Smartphones have started to sound and even look similar, not only from their specs but also from their designs. That’s why many manufacturers are now trying to stand out from the crowd with a new design almost every year. Some are tasteful and elegant, while others can be obnoxious and over the top. Some, on the other hand, have tried to go against the flow and stick a design until it gets long in the tooth. After many generations, Google finally decided to give its Pixel phone a fresh new face last year with some amount of success. Rather than switch to a different design after that, the Android maker has instead opted to refine a winning formula, making it look a bit more grown-up rather than a passing teenage fad.
There might be some people who disagree with the aesthetic of last year’s Pixel 6 siblings, but few will argue that it at least had some lasting impact. It was so unlike any other smartphone on the market, and the shape of its visor-like camera bump, paired with its dual-tone color scheme, made it look novel, quirky, and youthful.

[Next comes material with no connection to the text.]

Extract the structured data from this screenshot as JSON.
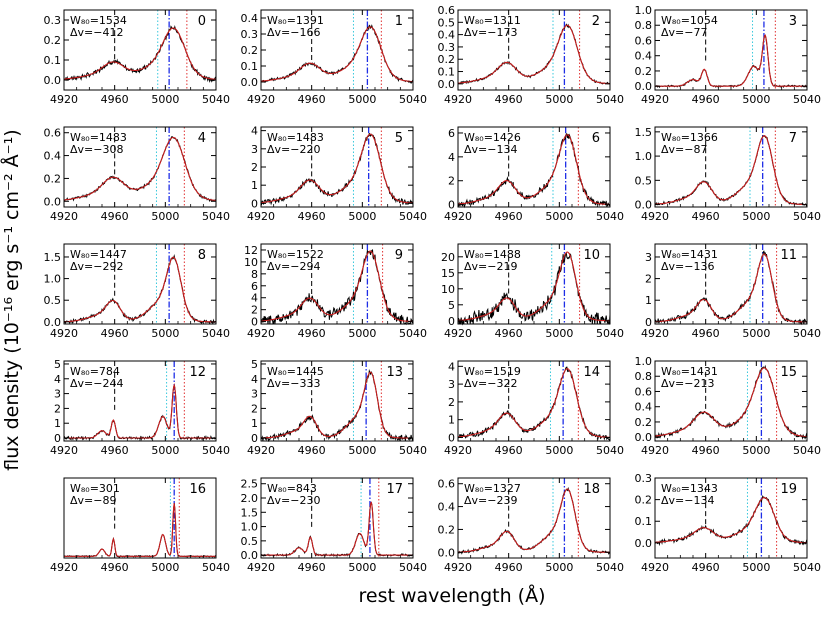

Just like the Material You design language of Android 12 from last year, it carried some character that would appeal to people who see their smartphones as a form of personal expression.
Wow factors rarely last forever, though, and the Pixel 6’s design might even look too playful for some people. Rather than throw it away, Google is maturing the easily distinguishable design instead, making the Pixel 7 look more mature and well thought out. The differences are subtle yet telling, retaining the Pixel’s new visual identity while also giving it a more sophisticated character compared to the youthful Pixel 6.
The camera bar, for example, not only protrudes less but also blends visually and structurally with the frame. It now shares the same color as the mid-frame rather than just a black paint job. As for colors, the back of the Pixel now has a single color, and the camera bump provides not only visual but also a chromatic that makes that side of the phone look more active. The cameras themselves are also displayed better, huddled into groups rather than standing isolated from each other.
There are still parts of the design that remain the same, particularly when comparing the Pixel 7 and the Pixel 7 Pro. The former, for example, retains its flat display, while the Pixel 7 Pro sticks to its curved edges. In both cases, the two still bear hallmarks of a slightly older design convention that uses rounded edges to supposedly make the phone comfortable to hold. Not everyone’s a fan, though, but it at least fits perfectly with the Pixel 7’s design.
It’s definitely refreshing to see that Google hasn’t given up on a design that gives its phone a distinctive appearance. Even better, it is actually improving that design to make it look more elegant while still retaining its quirky nature. Of course, a phone is more than just its looks, and we’ll have to see next month whether the combination of design and hardware will put the Pixel 7 at the top this year.